At the same time, the 100 was extensively revised, given a longer wheelbase, a little more room inside, and provided with more creature comforts than the pared-down fours. The Big-Healey's, skilfully prepared at Abingdon by the works team and driven with great panache, shone in that golden era of long-distance International rallies over the still uncluttered roads of Europe.
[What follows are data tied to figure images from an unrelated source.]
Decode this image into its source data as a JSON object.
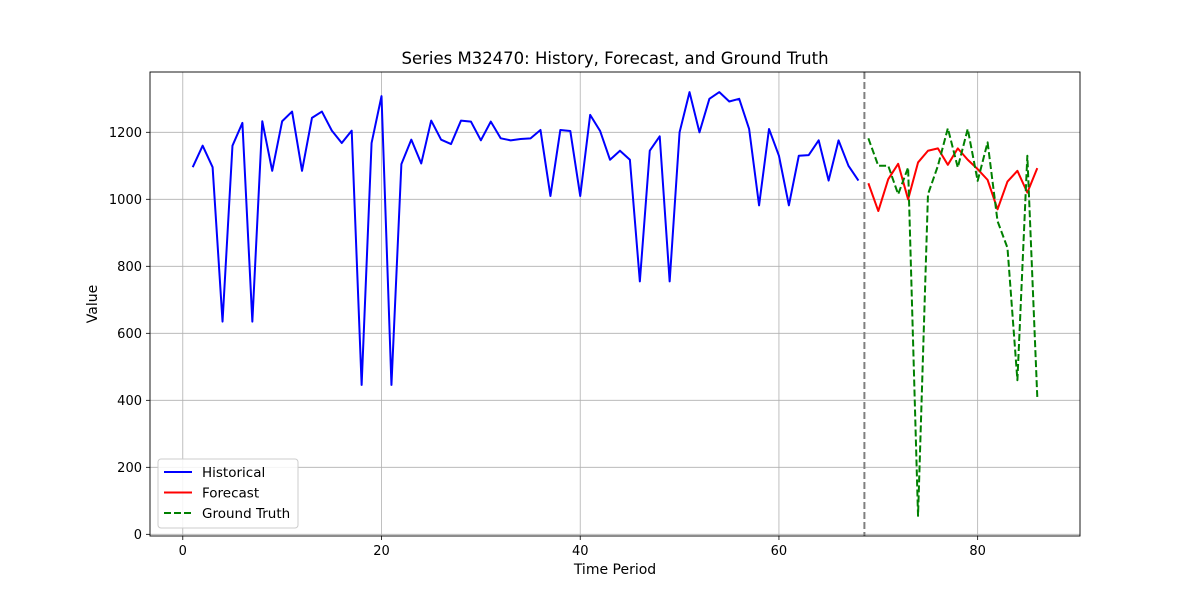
{
  "chart_data": {
    "type": "line",
    "title": "Series M32470: History, Forecast, and Ground Truth",
    "xlabel": "Time Period",
    "ylabel": "Value",
    "xlim": [
      -3.3,
      90.3
    ],
    "ylim": [
      -5,
      1380
    ],
    "xticks": [
      0,
      20,
      40,
      60,
      80
    ],
    "yticks": [
      0,
      200,
      400,
      600,
      800,
      1000,
      1200
    ],
    "grid": true,
    "legend_position": "lower-left",
    "forecast_start_marker": 68.6,
    "series": [
      {
        "name": "Historical",
        "color": "#0000ff",
        "style": "solid",
        "x": [
          1,
          2,
          3,
          4,
          5,
          6,
          7,
          8,
          9,
          10,
          11,
          12,
          13,
          14,
          15,
          16,
          17,
          18,
          19,
          20,
          21,
          22,
          23,
          24,
          25,
          26,
          27,
          28,
          29,
          30,
          31,
          32,
          33,
          34,
          35,
          36,
          37,
          38,
          39,
          40,
          41,
          42,
          43,
          44,
          45,
          46,
          47,
          48,
          49,
          50,
          51,
          52,
          53,
          54,
          55,
          56,
          57,
          58,
          59,
          60,
          61,
          62,
          63,
          64,
          65,
          66,
          67,
          68
        ],
        "y": [
          1096,
          1160,
          1096,
          635,
          1160,
          1228,
          635,
          1233,
          1085,
          1233,
          1262,
          1085,
          1243,
          1262,
          1205,
          1168,
          1205,
          446,
          1168,
          1308,
          446,
          1105,
          1178,
          1107,
          1235,
          1178,
          1165,
          1235,
          1232,
          1176,
          1232,
          1182,
          1176,
          1180,
          1182,
          1207,
          1010,
          1207,
          1204,
          1010,
          1252,
          1204,
          1118,
          1145,
          1118,
          755,
          1145,
          1188,
          755,
          1200,
          1320,
          1200,
          1300,
          1320,
          1292,
          1300,
          1210,
          982,
          1210,
          1130,
          982,
          1130,
          1132,
          1176,
          1056,
          1176,
          1100,
          1056
        ]
      },
      {
        "name": "Forecast",
        "color": "#ff0000",
        "style": "solid",
        "x": [
          69,
          70,
          71,
          72,
          73,
          74,
          75,
          76,
          77,
          78,
          79,
          80,
          81,
          82,
          83,
          84,
          85,
          86
        ],
        "y": [
          1048,
          965,
          1060,
          1106,
          1000,
          1110,
          1145,
          1152,
          1103,
          1152,
          1118,
          1090,
          1058,
          970,
          1053,
          1085,
          1020,
          1093
        ]
      },
      {
        "name": "Ground Truth",
        "color": "#008000",
        "style": "dashed",
        "x": [
          69,
          70,
          71,
          72,
          73,
          74,
          75,
          76,
          77,
          78,
          79,
          80,
          81,
          82,
          83,
          84,
          85,
          86
        ],
        "y": [
          1182,
          1100,
          1100,
          1015,
          1095,
          55,
          1015,
          1100,
          1212,
          1095,
          1210,
          1055,
          1170,
          935,
          855,
          460,
          1130,
          410
        ]
      }
    ]
  }
}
Finally in 1964 came the 3000 MK III, generally considered to be the finest variant of them all. It was more a convertible than a roadster with its wind-up windows, excellent hood and two plus two seating. In the cockpit there was a varnished timber dashboard with the traditional sports-car array of instruments, a central console between the comfortable bucket seats and well fitted carpets. There was also a more curved windscreen with quarter windows. But with nearly 150bhp on tap and surging mid-range torque, the MK III was as accelerative as ever, 0 to 60 mph took only 11.2 secs with a maximum of 121mph which was readily obtainable. With large, power-boosted drum-brakes and predictable handling, this last of Healey's big sixes was exhilarating to drive and continued to sell briskly around the world. Fifteen years after the momentous appearance at the London show Donald Healey's fluent styling had not dated, but safety and emission regulations, particularly in the USA brought production of one of the greatest of traditional English sportcars to close in 1967.
This particular example has benefited from a complete mechanical and body restoration with ADC Classic Car Restorations in Bishop's Stortford, and has been only driven a few thousand miles since. The vendor purchased the car from Christie's last year, although having enjoyed it last summer has decided to sell it. In his ownership English Automotive Services have maintained the car, recently paying attention to the brakes.
The car has desirable options including chrome wire wheels, overdrive, new radial tyres and a wood-rim steering wheel. This well-restored Healey is ready for open-top summer motoring, or continental tours of Europe. It is UK registered and comes with a current MOT.